Rechtbank Den Haag, 23-06-2021, ECLI:NL:RBDHA:2021:6987, SGR 20/4526 en 20/4528 tot en met 20/4533

Rechtbank Den Haag, 23-06-2021, ECLI:NL:RBDHA:2021:6987, SGR 20/4526 en 20/4528 tot en met 20/4533

Gegevens

Instantie
Rechtbank Den Haag
Datum uitspraak
23 juni 2021
Datum publicatie
7 juli 2021
ECLI
ECLI:NL:RBDHA:2021:6987
Zaaknummer
SGR 20/4526 en 20/4528 tot en met 20/4533

Inhoudsindicatie

Eiseres kan de door haar afgedragen kansspelbelasting niet als voorheffing verrekenen met de door haar verschuldigde vennootschapsbelasting. Eiseres biedt gelegenheid tot deelname aan binnenlandse kansspelautomatenspelen. De kansspelbelasting over de bruto-omzet is dan een zakelijke heffing die als bedrijfslast de winst voor de vennootschapsbelasting vermindert. Er is geen sprake van dubbele heffing of strijdigheid met het totaalwinstbeginsel.

Uitspraak

Team belastingrecht

zaaknummers: SGR 20/4526 en 20/4528 tot en met 20/4533

(gemachtigde: mr. R.H.M. van Thiel),

en

Procesverloop

Verweerder heeft aan eiseres voor de jaren 2009, 2010, 2011, 2012, 2015, 2016 en 2017 aanslagen vennootschapsbelasting opgelegd (de aanslagen). Daarbij is voor de jaren 2009 en 2010 heffingsrente in rekening gebracht (de rentebeschikkingen).

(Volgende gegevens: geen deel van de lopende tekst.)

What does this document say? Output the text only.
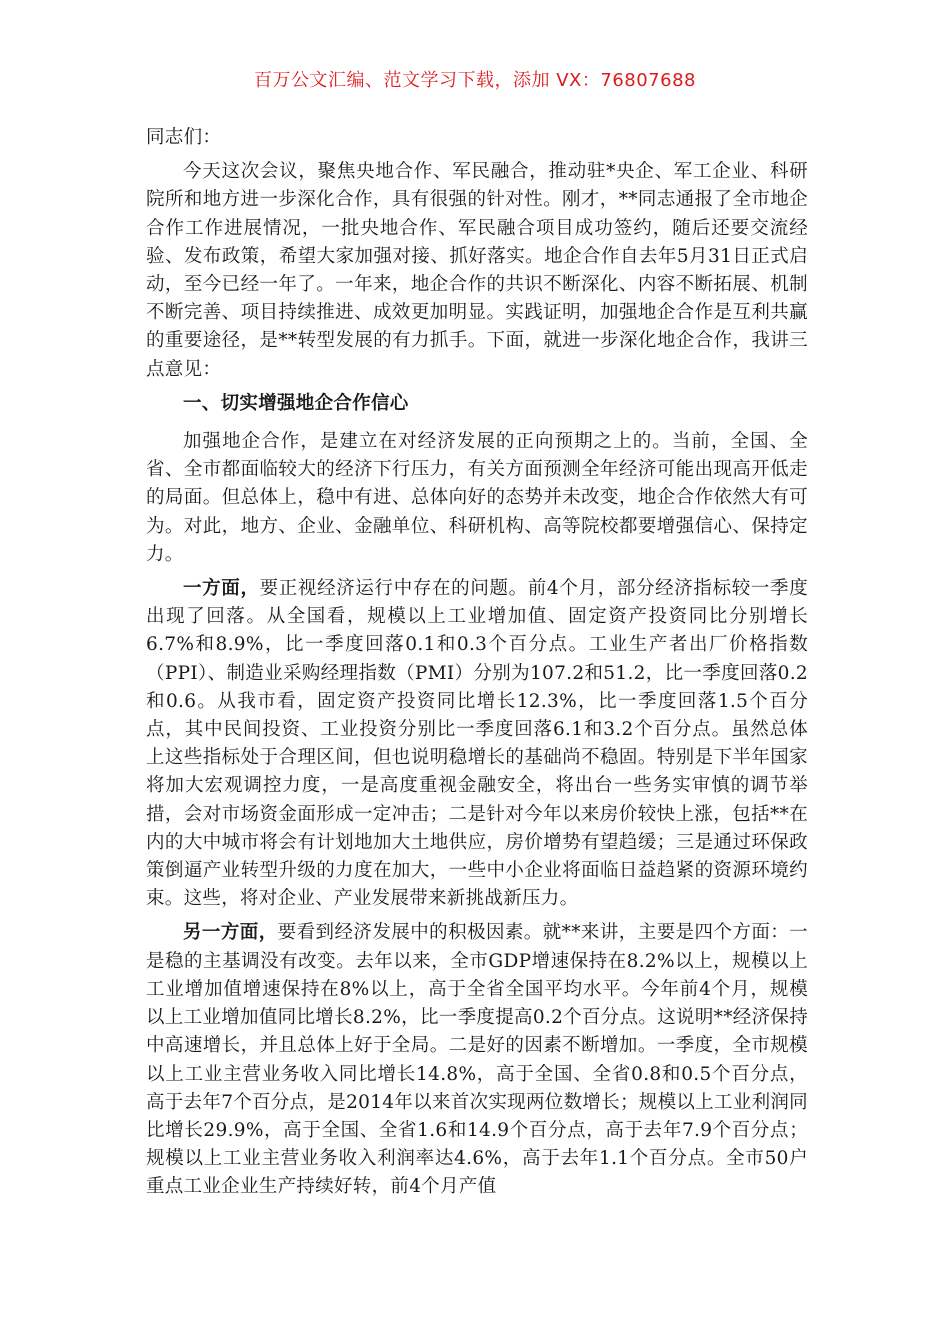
百万公文汇编、范文学习下载，添加 VX：76807688

同志们：

今天这次会议，聚焦央地合作、军民融合，推动驻*央企、军工企业、科研院所和地方进一步深化合作，具有很强的针对性。刚才，**同志通报了全市地企合作工作进展情况，一批央地合作、军民融合项目成功签约，随后还要交流经验、发布政策，希望大家加强对接、抓好落实。地企合作自去年5月31日正式启动，至今已经一年了。一年来，地企合作的共识不断深化、内容不断拓展、机制不断完善、项目持续推进、成效更加明显。实践证明，加强地企合作是互利共赢的重要途径，是**转型发展的有力抓手。下面，就进一步深化地企合作，我讲三点意见：

一、切实增强地企合作信心

加强地企合作，是建立在对经济发展的正向预期之上的。当前，全国、全省、全市都面临较大的经济下行压力，有关方面预测全年经济可能出现高开低走的局面。但总体上，稳中有进、总体向好的态势并未改变，地企合作依然大有可为。对此，地方、企业、金融单位、科研机构、高等院校都要增强信心、保持定力。

一方面，要正视经济运行中存在的问题。前4个月，部分经济指标较一季度出现了回落。从全国看，规模以上工业增加值、固定资产投资同比分别增长6.7%和8.9%，比一季度回落0.1和0.3个百分点。工业生产者出厂价格指数（PPI）、制造业采购经理指数（PMI）分别为107.2和51.2，比一季度回落0.2和0.6。从我市看，固定资产投资同比增长12.3%，比一季度回落1.5个百分点，其中民间投资、工业投资分别比一季度回落6.1和3.2个百分点。虽然总体上这些指标处于合理区间，但也说明稳增长的基础尚不稳固。特别是下半年国家将加大宏观调控力度，一是高度重视金融安全，将出台一些务实审慎的调节举措，会对市场资金面形成一定冲击；二是针对今年以来房价较快上涨，包括**在内的大中城市将会有计划地加大土地供应，房价增势有望趋缓；三是通过环保政策倒逼产业转型升级的力度在加大，一些中小企业将面临日益趋紧的资源环境约束。这些，将对企业、产业发展带来新挑战新压力。

另一方面，要看到经济发展中的积极因素。就**来讲，主要是四个方面：一是稳的主基调没有改变。去年以来，全市GDP增速保持在8.2%以上，规模以上工业增加值增速保持在8%以上，高于全省全国平均水平。今年前4个月，规模以上工业增加值同比增长8.2%，比一季度提高0.2个百分点。这说明**经济保持中高速增长，并且总体上好于全局。二是好的因素不断增加。一季度，全市规模以上工业主营业务收入同比增长14.8%，高于全国、全省0.8和0.5个百分点，高于去年7个百分点，是2014年以来首次实现两位数增长；规模以上工业利润同比增长29.9%，高于全国、全省1.6和14.9个百分点，高于去年7.9个百分点；规模以上工业主营业务收入利润率达4.6%，高于去年1.1个百分点。全市50户重点工业企业生产持续好转，前4个月产值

Verweerder heeft bij uitspraken op bezwaar van 25 maart 2020 de aanslagen en rentebeschikkingen gehandhaafd.

Eiseres heeft beroep aangetekend tegen de uitspraken op bezwaar.

Rechtbank Zeeland-West Brabant heeft de zaken voor verdere behandeling en beslissing verwezen naar rechtbank Den Haag.

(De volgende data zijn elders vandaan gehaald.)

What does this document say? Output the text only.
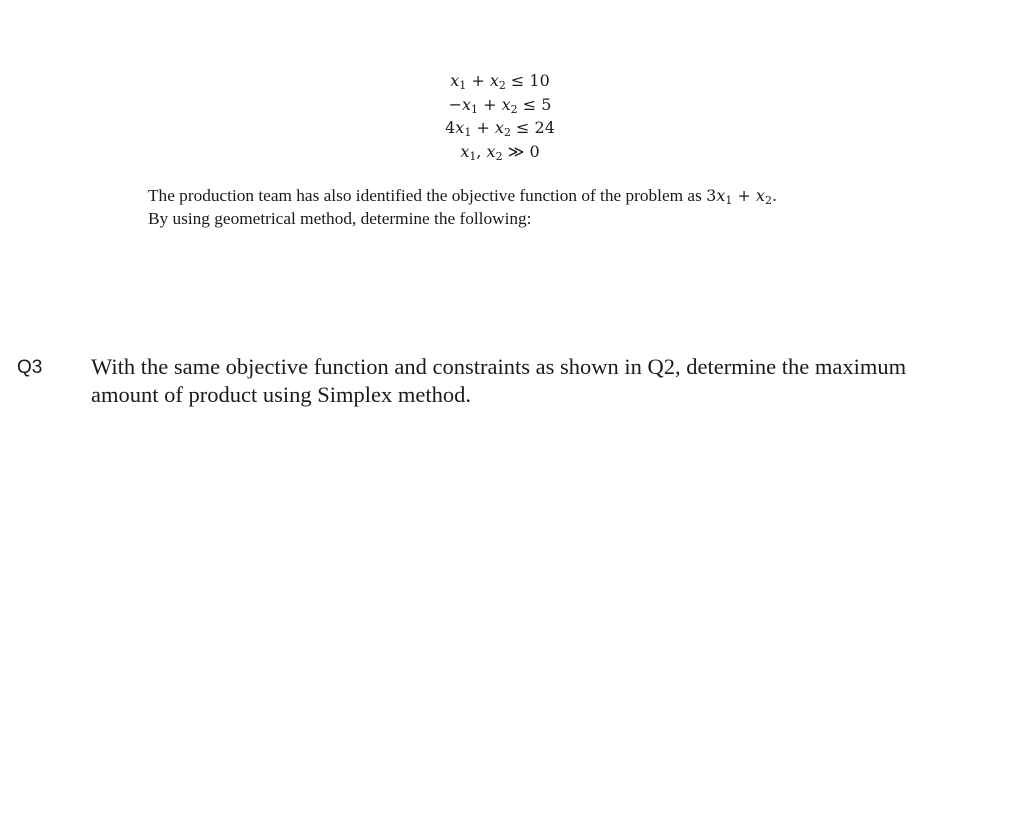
$x_1 + x_2 \le 10$
$-x_1 + x_2 \le 5$
$4x_1 + x_2 \le 24$
$x_1$, $x_2$ ≫ 0
The production team has also identified the objective function of the problem as $3x_1 + x_2$.
By using geometrical method, determine the following:
Q3 With the same objective function and constraints as shown in Q2, determine the maximum
amount of product using Simplex method.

Verweerder heeft verweerschriften ingediend.

Eiseres heeft een pleitnota en een nader stuk ingediend.

Het onderzoek ter zitting heeft plaatsgevonden op 12 mei 2021. Eiseres heeft zich laten vertegenwoordigen door haar gemachtigde, bijgestaan door mr. K.R.P. Dekkers. Verweerder heeft zich laten vertegenwoordigen door mr. [B] en mr. [C].

Overwegingen

Feiten

1. Eiseres is de moedermaatschappij van een fiscale eenheid voor de vennootschapsbelasting.

2. Eiseres en haar dochtermaatschappijen exploiteren kansspelautomaten in door hen gedreven kansspelautomatenhallen in Nederland.

3. Eiseres heeft in de onderhavige jaren kansspelbelasting op aangifte afgedragen over het bruto spelresultaat, ook wel de bruto-omzet. De bruto-omzet bestaat uit de ontvangen inzetten minus de ter beschikking gestelde prijzen.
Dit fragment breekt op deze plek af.